The “burden of proof questions with regard to the objection pursuant to Article 21 Paragraph 1 of the GDPR”, which the plaintiffs only generally describe, cannot arise in the present case because, as explained above, the aforementioned right to object only relates to the processing of personal data that is not the subject of the dispute . The decision on the objection is not the subject of the present proceedings, so the burden of proof on the defendant is irrelevant.
The plaintiffs' objection that the decision of the Bavarian Constitutional Court of April 24, 2022 (BayVBl 2022, 475), with which a popular lawsuit on Article 24 Paragraph 4 GO was rejected, still leaves room for maneuver or contains a need for clarification under simple law is largely unsubstantiated. Insofar as the question is raised (again) in this context as to the number of people in a household above which re-anonymization is no longer possible, it is overlooked that the legal and statutory bases for the installation of remotely readable water meters do not require that this is not the case under any circumstances Collection or processing of personal data may occur.

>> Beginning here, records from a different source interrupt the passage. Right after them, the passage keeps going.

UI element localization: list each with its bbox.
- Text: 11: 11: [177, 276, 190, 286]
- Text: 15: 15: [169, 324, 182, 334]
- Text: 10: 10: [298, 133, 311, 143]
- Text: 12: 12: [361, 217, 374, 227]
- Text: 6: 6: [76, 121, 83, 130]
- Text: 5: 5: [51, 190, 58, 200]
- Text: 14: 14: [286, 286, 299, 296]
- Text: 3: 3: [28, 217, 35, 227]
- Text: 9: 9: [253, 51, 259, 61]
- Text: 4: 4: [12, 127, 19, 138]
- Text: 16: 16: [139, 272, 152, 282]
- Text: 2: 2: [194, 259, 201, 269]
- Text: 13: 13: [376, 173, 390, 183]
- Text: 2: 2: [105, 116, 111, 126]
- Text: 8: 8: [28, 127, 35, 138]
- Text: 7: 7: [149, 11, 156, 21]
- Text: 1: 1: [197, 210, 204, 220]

The plaintiffs' claim that it is not clear how long the collected data can be stored locally is obviously incorrect. Rather, the defendant's water tax statutes contain precise deadlines in Section 19a, Paragraph 2, Sentence 2.
2. The decision on costs follows from Section 154 Paragraph 2 in conjunction with Section 159 Sentence 2 VwGO; The determination of the amount in dispute is based on Section 47 Paragraph 3 and Section 52 Paragraph 2 GKG.
This decision is irrevocable (Section 152 Paragraph 1 VwGO). If the application is rejected, the decision of the administrative court becomes final (Section 124a Paragraph 5 Sentence 4 VwGO).